A newly-issued NOTAM instructs carriers to check a Boeing flight crew operations bulletin referring to “anomalies” in localiser capture and possible misbehavior by the autopilot flight-director system, particularly during ILS approaches to runways 25R and 25L.

It states that the issue can lead to “proximity to high grounds”, adding that – if it doubt – crews should climb back to minimum sector altitude and conduct a missed approach.

The NOTAM follows an incident on 21 April involving an Air Canada 787-9, arriving from Vancouver, which had been cleared for an ILS approach to 25L.

Transportation Safety Board of Canada says the crew contacted air traffic control after reaching the waypoint LOTUS, located about 15nm from the threshold, and reported being established on the ILS.

After controllers advised the crew to switch to the Hong Kong tower frequency, they observed the aircraft “overshooting the localiser” of 25L and descending to 3,900ft – below the minimum sector altitude of 4,300ft.

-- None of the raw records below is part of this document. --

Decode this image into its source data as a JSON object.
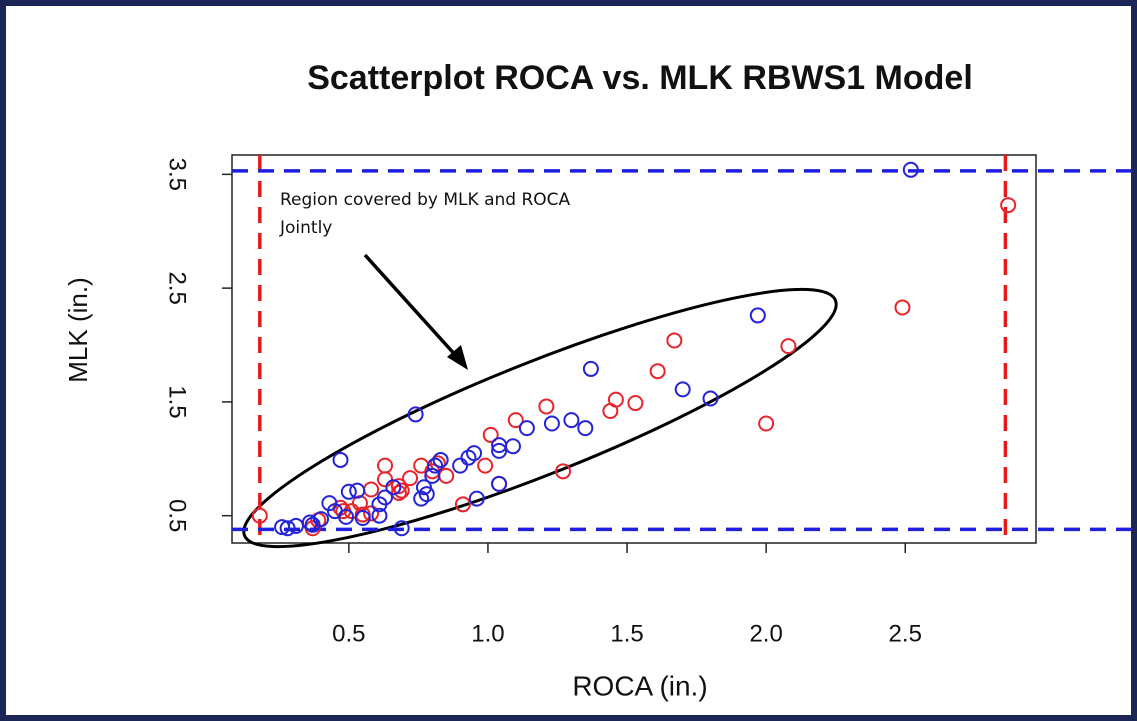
{
  "chart_data": {
    "type": "scatter",
    "title": "Scatterplot ROCA vs. MLK RBWS1 Model",
    "xlabel": "ROCA (in.)",
    "ylabel": "MLK (in.)",
    "annotation": [
      "Region covered by MLK and ROCA",
      "Jointly"
    ],
    "xlim": [
      0.08,
      2.97
    ],
    "ylim": [
      0.26,
      3.67
    ],
    "xticks": [
      0.5,
      {
        "value": 1,
        "label": "1.0"
      },
      1.5,
      {
        "value": 2,
        "label": "2.0"
      },
      2.5
    ],
    "yticks": [
      0.5,
      1.5,
      2.5,
      3.5
    ],
    "vlines": [
      {
        "value": 0.18,
        "color": "#e41a1c"
      },
      {
        "value": 2.86,
        "color": "#e41a1c"
      }
    ],
    "hlines": [
      {
        "value": 0.38,
        "color": "#1f1fe0"
      },
      {
        "value": 3.53,
        "color": "#1f1fe0"
      }
    ],
    "series": [
      {
        "color": "#e8242a",
        "x": [
          0.18,
          2.87,
          2.49,
          2.08,
          1.67,
          1.61,
          2.0,
          1.46,
          1.53,
          1.44,
          1.21,
          1.1,
          1.01,
          0.99,
          1.04,
          1.27,
          0.91,
          0.82,
          0.85,
          0.76,
          0.72,
          0.68,
          0.63,
          0.63,
          0.58,
          0.54,
          0.48,
          0.51,
          0.55,
          0.68,
          0.69,
          0.58,
          0.47,
          0.39,
          0.37,
          0.8
        ],
        "y": [
          0.5,
          3.23,
          2.33,
          1.99,
          2.04,
          1.77,
          1.31,
          1.52,
          1.49,
          1.42,
          1.46,
          1.34,
          1.21,
          0.94,
          0.78,
          0.89,
          0.6,
          0.96,
          0.85,
          0.94,
          0.83,
          0.76,
          0.94,
          0.82,
          0.73,
          0.61,
          0.54,
          0.54,
          0.51,
          0.7,
          0.72,
          0.52,
          0.57,
          0.46,
          0.39,
          0.89
        ]
      },
      {
        "color": "#2323d8",
        "x": [
          2.52,
          1.97,
          1.37,
          1.7,
          1.8,
          0.74,
          1.3,
          1.35,
          1.23,
          1.14,
          1.09,
          1.04,
          1.04,
          0.95,
          0.93,
          0.9,
          0.83,
          0.81,
          0.8,
          0.47,
          1.04,
          0.96,
          0.66,
          0.77,
          0.78,
          0.76,
          0.63,
          0.61,
          0.53,
          0.5,
          0.43,
          0.45,
          0.49,
          0.55,
          0.61,
          0.4,
          0.36,
          0.31,
          0.26,
          0.28,
          0.69,
          0.37
        ],
        "y": [
          3.54,
          2.26,
          1.79,
          1.61,
          1.53,
          1.39,
          1.34,
          1.27,
          1.31,
          1.27,
          1.11,
          1.12,
          1.07,
          1.05,
          1.01,
          0.94,
          0.99,
          0.94,
          0.85,
          0.99,
          0.78,
          0.65,
          0.75,
          0.75,
          0.69,
          0.65,
          0.66,
          0.6,
          0.72,
          0.71,
          0.61,
          0.54,
          0.49,
          0.48,
          0.5,
          0.47,
          0.44,
          0.41,
          0.4,
          0.39,
          0.39,
          0.42
        ]
      }
    ]
  }
}
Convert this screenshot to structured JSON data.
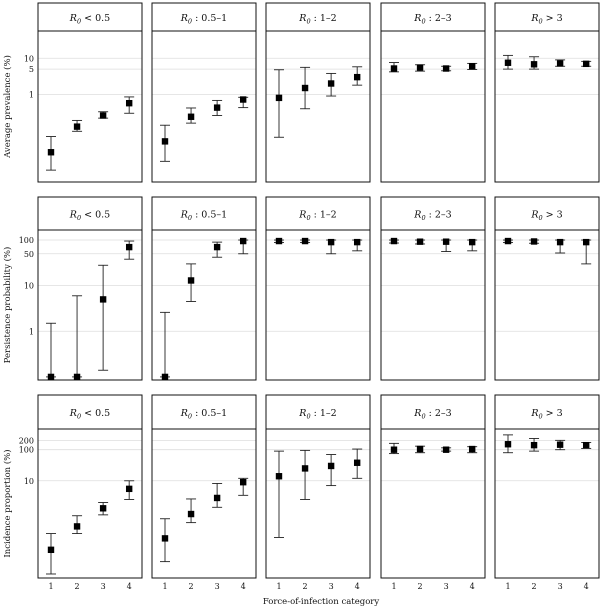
{
  "chart_data": {
    "type": "scatter",
    "subtype": "faceted point range with error bars",
    "xlabel": "Force-of-infection category",
    "x_categories": [
      "1",
      "2",
      "3",
      "4"
    ],
    "columns": [
      {
        "label_main": "R",
        "label_sub": "0",
        "label_suffix": " < 0.5"
      },
      {
        "label_main": "R",
        "label_sub": "0",
        "label_suffix": " : 0.5–1"
      },
      {
        "label_main": "R",
        "label_sub": "0",
        "label_suffix": " : 1–2"
      },
      {
        "label_main": "R",
        "label_sub": "0",
        "label_suffix": " : 2–3"
      },
      {
        "label_main": "R",
        "label_sub": "0",
        "label_suffix": " > 3"
      }
    ],
    "rows": [
      {
        "ylabel": "Average prevalence (%)",
        "yscale": "log",
        "ylim": [
          0.004,
          50
        ],
        "yticks": [
          1,
          5,
          10
        ],
        "yticklabels": [
          "1",
          "5",
          "10"
        ],
        "panels": [
          [
            {
              "x": 1,
              "y": 0.025,
              "lo": 0.008,
              "hi": 0.068
            },
            {
              "x": 2,
              "y": 0.128,
              "lo": 0.095,
              "hi": 0.19
            },
            {
              "x": 3,
              "y": 0.26,
              "lo": 0.22,
              "hi": 0.33
            },
            {
              "x": 4,
              "y": 0.57,
              "lo": 0.3,
              "hi": 0.85
            }
          ],
          [
            {
              "x": 1,
              "y": 0.05,
              "lo": 0.014,
              "hi": 0.14
            },
            {
              "x": 2,
              "y": 0.24,
              "lo": 0.16,
              "hi": 0.42
            },
            {
              "x": 3,
              "y": 0.43,
              "lo": 0.26,
              "hi": 0.68
            },
            {
              "x": 4,
              "y": 0.72,
              "lo": 0.43,
              "hi": 0.83
            }
          ],
          [
            {
              "x": 1,
              "y": 0.8,
              "lo": 0.065,
              "hi": 4.8
            },
            {
              "x": 2,
              "y": 1.5,
              "lo": 0.4,
              "hi": 5.6
            },
            {
              "x": 3,
              "y": 2.0,
              "lo": 0.9,
              "hi": 3.8
            },
            {
              "x": 4,
              "y": 3.0,
              "lo": 1.8,
              "hi": 5.8
            }
          ],
          [
            {
              "x": 1,
              "y": 5.2,
              "lo": 4.2,
              "hi": 7.6
            },
            {
              "x": 2,
              "y": 5.5,
              "lo": 4.4,
              "hi": 6.6
            },
            {
              "x": 3,
              "y": 5.2,
              "lo": 4.5,
              "hi": 6.0
            },
            {
              "x": 4,
              "y": 6.0,
              "lo": 4.9,
              "hi": 7.2
            }
          ],
          [
            {
              "x": 1,
              "y": 7.5,
              "lo": 5.0,
              "hi": 12
            },
            {
              "x": 2,
              "y": 6.8,
              "lo": 5.0,
              "hi": 11
            },
            {
              "x": 3,
              "y": 7.2,
              "lo": 6.0,
              "hi": 9.0
            },
            {
              "x": 4,
              "y": 7.0,
              "lo": 6.0,
              "hi": 8.2
            }
          ]
        ]
      },
      {
        "ylabel": "Persistence probability (%)",
        "yscale": "log",
        "ylim": [
          0.09,
          150
        ],
        "floor_value": 0.1,
        "yticks": [
          1,
          10,
          50,
          100
        ],
        "yticklabels": [
          "1",
          "10",
          "50",
          "100"
        ],
        "panels": [
          [
            {
              "x": 1,
              "y": 0,
              "lo": 0,
              "hi": 1.5
            },
            {
              "x": 2,
              "y": 0,
              "lo": 0,
              "hi": 6
            },
            {
              "x": 3,
              "y": 5,
              "lo": 0.14,
              "hi": 28
            },
            {
              "x": 4,
              "y": 70,
              "lo": 38,
              "hi": 95
            }
          ],
          [
            {
              "x": 1,
              "y": 0,
              "lo": 0,
              "hi": 2.6
            },
            {
              "x": 2,
              "y": 13,
              "lo": 4.5,
              "hi": 30
            },
            {
              "x": 3,
              "y": 70,
              "lo": 42,
              "hi": 90
            },
            {
              "x": 4,
              "y": 95,
              "lo": 50,
              "hi": 100
            }
          ],
          [
            {
              "x": 1,
              "y": 95,
              "lo": 88,
              "hi": 100
            },
            {
              "x": 2,
              "y": 95,
              "lo": 88,
              "hi": 100
            },
            {
              "x": 3,
              "y": 90,
              "lo": 50,
              "hi": 100
            },
            {
              "x": 4,
              "y": 90,
              "lo": 58,
              "hi": 100
            }
          ],
          [
            {
              "x": 1,
              "y": 95,
              "lo": 86,
              "hi": 100
            },
            {
              "x": 2,
              "y": 92,
              "lo": 82,
              "hi": 100
            },
            {
              "x": 3,
              "y": 92,
              "lo": 56,
              "hi": 100
            },
            {
              "x": 4,
              "y": 90,
              "lo": 58,
              "hi": 100
            }
          ],
          [
            {
              "x": 1,
              "y": 95,
              "lo": 88,
              "hi": 100
            },
            {
              "x": 2,
              "y": 93,
              "lo": 85,
              "hi": 100
            },
            {
              "x": 3,
              "y": 90,
              "lo": 52,
              "hi": 100
            },
            {
              "x": 4,
              "y": 90,
              "lo": 30,
              "hi": 100
            }
          ]
        ]
      },
      {
        "ylabel": "Incidence proportion (%)",
        "yscale": "log",
        "ylim": [
          0.008,
          400
        ],
        "yticks": [
          10,
          100,
          200
        ],
        "yticklabels": [
          "10",
          "100",
          "200"
        ],
        "panels": [
          [
            {
              "x": 1,
              "y": 0.06,
              "lo": 0.01,
              "hi": 0.2
            },
            {
              "x": 2,
              "y": 0.34,
              "lo": 0.2,
              "hi": 0.75
            },
            {
              "x": 3,
              "y": 1.3,
              "lo": 0.8,
              "hi": 2.0
            },
            {
              "x": 4,
              "y": 5.5,
              "lo": 2.5,
              "hi": 10
            }
          ],
          [
            {
              "x": 1,
              "y": 0.14,
              "lo": 0.025,
              "hi": 0.6
            },
            {
              "x": 2,
              "y": 0.85,
              "lo": 0.45,
              "hi": 2.6
            },
            {
              "x": 3,
              "y": 2.8,
              "lo": 1.4,
              "hi": 8.2
            },
            {
              "x": 4,
              "y": 9.0,
              "lo": 3.4,
              "hi": 12
            }
          ],
          [
            {
              "x": 1,
              "y": 14,
              "lo": 0.15,
              "hi": 90
            },
            {
              "x": 2,
              "y": 25,
              "lo": 2.5,
              "hi": 95
            },
            {
              "x": 3,
              "y": 30,
              "lo": 7,
              "hi": 70
            },
            {
              "x": 4,
              "y": 38,
              "lo": 12,
              "hi": 105
            }
          ],
          [
            {
              "x": 1,
              "y": 100,
              "lo": 75,
              "hi": 160
            },
            {
              "x": 2,
              "y": 105,
              "lo": 80,
              "hi": 130
            },
            {
              "x": 3,
              "y": 100,
              "lo": 90,
              "hi": 115
            },
            {
              "x": 4,
              "y": 105,
              "lo": 80,
              "hi": 125
            }
          ],
          [
            {
              "x": 1,
              "y": 150,
              "lo": 80,
              "hi": 300
            },
            {
              "x": 2,
              "y": 140,
              "lo": 90,
              "hi": 230
            },
            {
              "x": 3,
              "y": 145,
              "lo": 100,
              "hi": 200
            },
            {
              "x": 4,
              "y": 140,
              "lo": 110,
              "hi": 170
            }
          ]
        ]
      }
    ],
    "grid": "horizontal",
    "legend": "none",
    "colors": {
      "marker": "#000000",
      "errorbar": "#222222",
      "grid": "#dddddd",
      "frame": "#111111",
      "background": "#ffffff"
    }
  }
}
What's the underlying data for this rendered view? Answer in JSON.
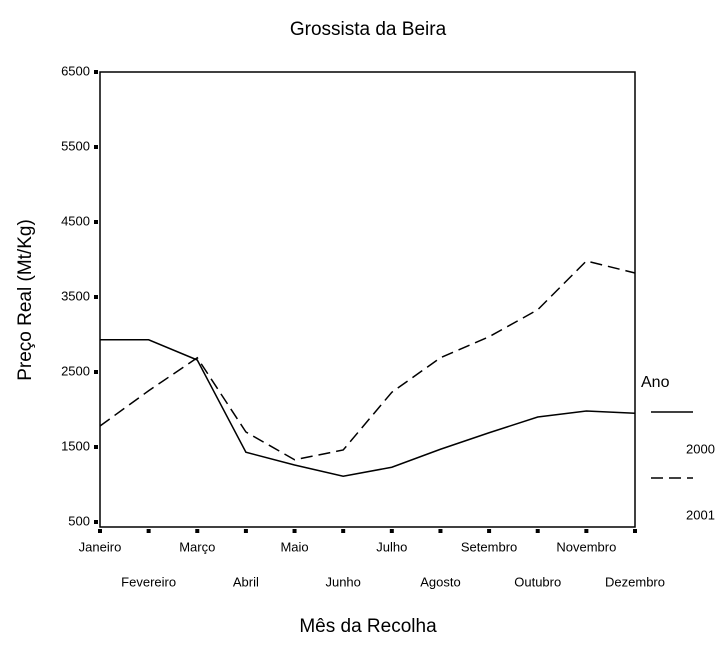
{
  "chart_data": {
    "type": "line",
    "title": "Grossista da Beira",
    "x_label": "Mês da Recolha",
    "y_label": "Preço Real (Mt/Kg)",
    "categories": [
      "Janeiro",
      "Fevereiro",
      "Março",
      "Abril",
      "Maio",
      "Junho",
      "Julho",
      "Agosto",
      "Setembro",
      "Outubro",
      "Novembro",
      "Dezembro"
    ],
    "series": [
      {
        "name": "2000",
        "color": "#000000",
        "style": "solid",
        "values": [
          2930,
          2930,
          2660,
          1430,
          1260,
          1110,
          1230,
          1470,
          1690,
          1900,
          1980,
          1950
        ]
      },
      {
        "name": "2001",
        "color": "#000000",
        "style": "dashed",
        "values": [
          1780,
          2250,
          2690,
          1700,
          1330,
          1460,
          2230,
          2690,
          2970,
          3330,
          3980,
          3820
        ]
      }
    ],
    "ylim": [
      500,
      6500
    ],
    "yticks": [
      500,
      1500,
      2500,
      3500,
      4500,
      5500,
      6500
    ],
    "legend_title": "Ano",
    "legend_position": "right"
  }
}
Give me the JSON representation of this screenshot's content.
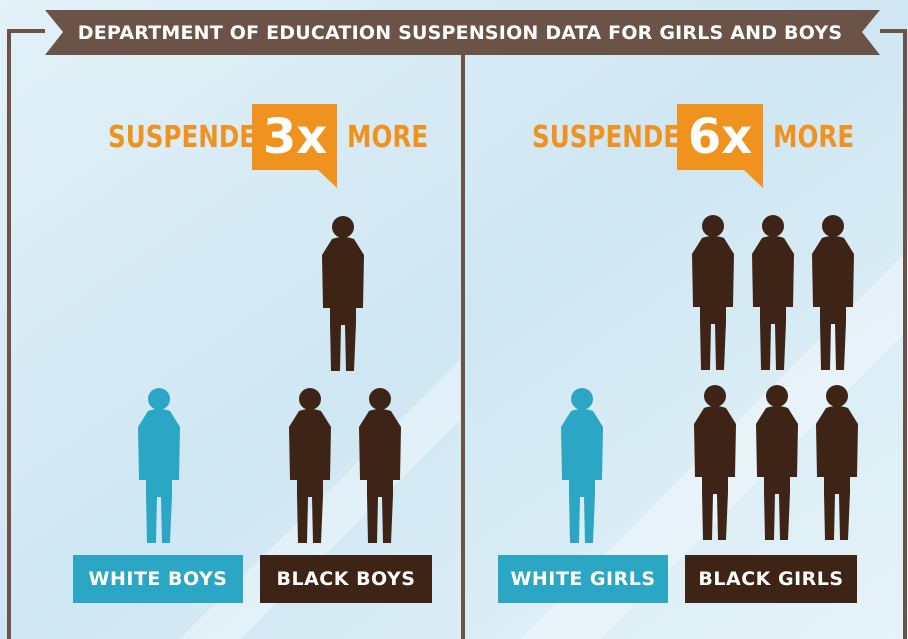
{
  "header": {
    "title": "DEPARTMENT OF EDUCATION SUSPENSION DATA FOR GIRLS AND BOYS"
  },
  "panels": [
    {
      "prefix": "SUSPENDED",
      "multiplier": "3x",
      "suffix": "MORE",
      "groups": [
        "WHITE BOYS",
        "BLACK BOYS"
      ]
    },
    {
      "prefix": "SUSPENDED",
      "multiplier": "6x",
      "suffix": "MORE",
      "groups": [
        "WHITE GIRLS",
        "BLACK GIRLS"
      ]
    }
  ]
}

Controllers contacted the crew to warn of terrain and the pilots corrected the flightpath to re-intercept the ILS. The crew reported receiving a “false capture” of the ILS, says the safety board, which adds that the pilots had visual contact with both the terrain and the airport at the time.

The safety board indicates that only four occupants were on board the 787 (C-FNOH), suggesting it was operating a special freight supply service.

Boeing has been working on a resolution to the issue, which has affected several 787 flights into Hong Kong including four between July and October last year involving aircraft operated by Virgin Atlantic, Ethiopian Airlines, and Etihad Airways.